「由縁(ゆかり)の女」

泉 鏡花

【泉鏡花】

泉鏡花(本名・泉鏡太郎)は、1873年(明治6)11月4日、このバス停がある大通りの裏の金沢市下新町(現在の泉鏡花記念館の場所)で生まれました。尾崎紅葉に師事して文壇に登場した明治時代半ばから、亡くなる1939年(昭和14)までに小説、戯曲を300編あまりも世におくり出しました。その幻想と浪漫に彩られた作風は、芥川龍之介、里見弴、三島由紀夫、澁澤龍彦など多くの文学者を魅了しました。

【物語】

1919年(大正8)1月から1921年(大正10)2月まで雑誌『婦人画報』に連載されました。
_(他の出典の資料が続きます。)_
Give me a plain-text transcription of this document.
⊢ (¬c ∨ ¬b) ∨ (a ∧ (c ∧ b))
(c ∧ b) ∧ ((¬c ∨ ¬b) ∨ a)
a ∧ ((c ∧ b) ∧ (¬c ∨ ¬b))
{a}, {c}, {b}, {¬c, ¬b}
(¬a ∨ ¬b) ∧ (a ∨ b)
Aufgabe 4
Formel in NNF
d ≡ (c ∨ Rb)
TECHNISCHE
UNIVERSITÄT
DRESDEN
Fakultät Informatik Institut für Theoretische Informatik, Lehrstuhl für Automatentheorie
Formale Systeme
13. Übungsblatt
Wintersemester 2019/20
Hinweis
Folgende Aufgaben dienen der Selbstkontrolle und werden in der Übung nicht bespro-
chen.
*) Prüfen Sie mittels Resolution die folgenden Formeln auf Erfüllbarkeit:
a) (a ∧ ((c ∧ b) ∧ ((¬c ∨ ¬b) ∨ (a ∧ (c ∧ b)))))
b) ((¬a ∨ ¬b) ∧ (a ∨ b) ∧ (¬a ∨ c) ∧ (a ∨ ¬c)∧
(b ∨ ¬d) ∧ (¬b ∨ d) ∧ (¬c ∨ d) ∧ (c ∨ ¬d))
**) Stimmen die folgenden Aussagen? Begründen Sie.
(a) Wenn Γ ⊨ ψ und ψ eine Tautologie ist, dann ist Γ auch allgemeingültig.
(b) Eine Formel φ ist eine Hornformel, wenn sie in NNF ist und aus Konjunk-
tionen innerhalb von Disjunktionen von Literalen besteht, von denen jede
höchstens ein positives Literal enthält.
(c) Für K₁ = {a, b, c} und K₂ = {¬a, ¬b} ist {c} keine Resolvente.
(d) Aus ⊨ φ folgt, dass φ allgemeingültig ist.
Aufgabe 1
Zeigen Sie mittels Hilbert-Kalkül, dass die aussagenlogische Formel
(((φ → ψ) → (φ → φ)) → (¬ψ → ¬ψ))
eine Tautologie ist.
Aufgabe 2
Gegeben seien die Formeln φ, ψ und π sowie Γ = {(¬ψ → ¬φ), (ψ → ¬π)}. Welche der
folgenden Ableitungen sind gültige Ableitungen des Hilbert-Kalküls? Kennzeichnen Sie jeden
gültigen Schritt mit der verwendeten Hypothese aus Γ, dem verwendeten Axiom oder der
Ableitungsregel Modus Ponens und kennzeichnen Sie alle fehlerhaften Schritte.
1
鏡花の作品の中で二番目に長い小説です。主人公は、金沢出身で今は東京で所帯を持っている詩人の麻川礼吉、彼が卯辰山に葬られた両親の骨を東京に持ち帰るために帰省することから物語は始まります。金沢にやってきた礼吉に3人の女性――又従妹でお侠(きゃん)なお光、叔母の家にいた可憐で薄幸な露野、永遠の憧れである気高いお楊――が絡むことで、現在と過去とが交錯する浪漫的な世界に引き込まれていきます。

【舞台】

主人公の名が麻川であることからもうかがえるように、この作品は、浅野川を軸にして展開します。浅野川の上流・中流・下流でそれぞれの女性に関係した物語が展開しますが、それらは一筋の浅野川が結ぶ機縁によってひとつに織りなされていきます。そして浅野川の奥の奥には、主人公が今は亡き母といっしょに訪れた、白菊谷という究極の場所が設定されています。

【引用部分】

小橋の袂(たもと)で、露野がお光に声をかける場面です。金沢に帰省した麻川は、針屋を営む又従妹のお光の家に滞在しています。露野は、麻川の叔母が営んでいた温泉宿に勤めていたことがあり、彼が宿に忘れたキセルを懸命に走って追いかけて届けてくれたことがあったのです。この露野は、旧藩士の威光を笠に着て非道を働く大郷子に囲われており、露野と麻川は大郷子の一味から追われることとなります。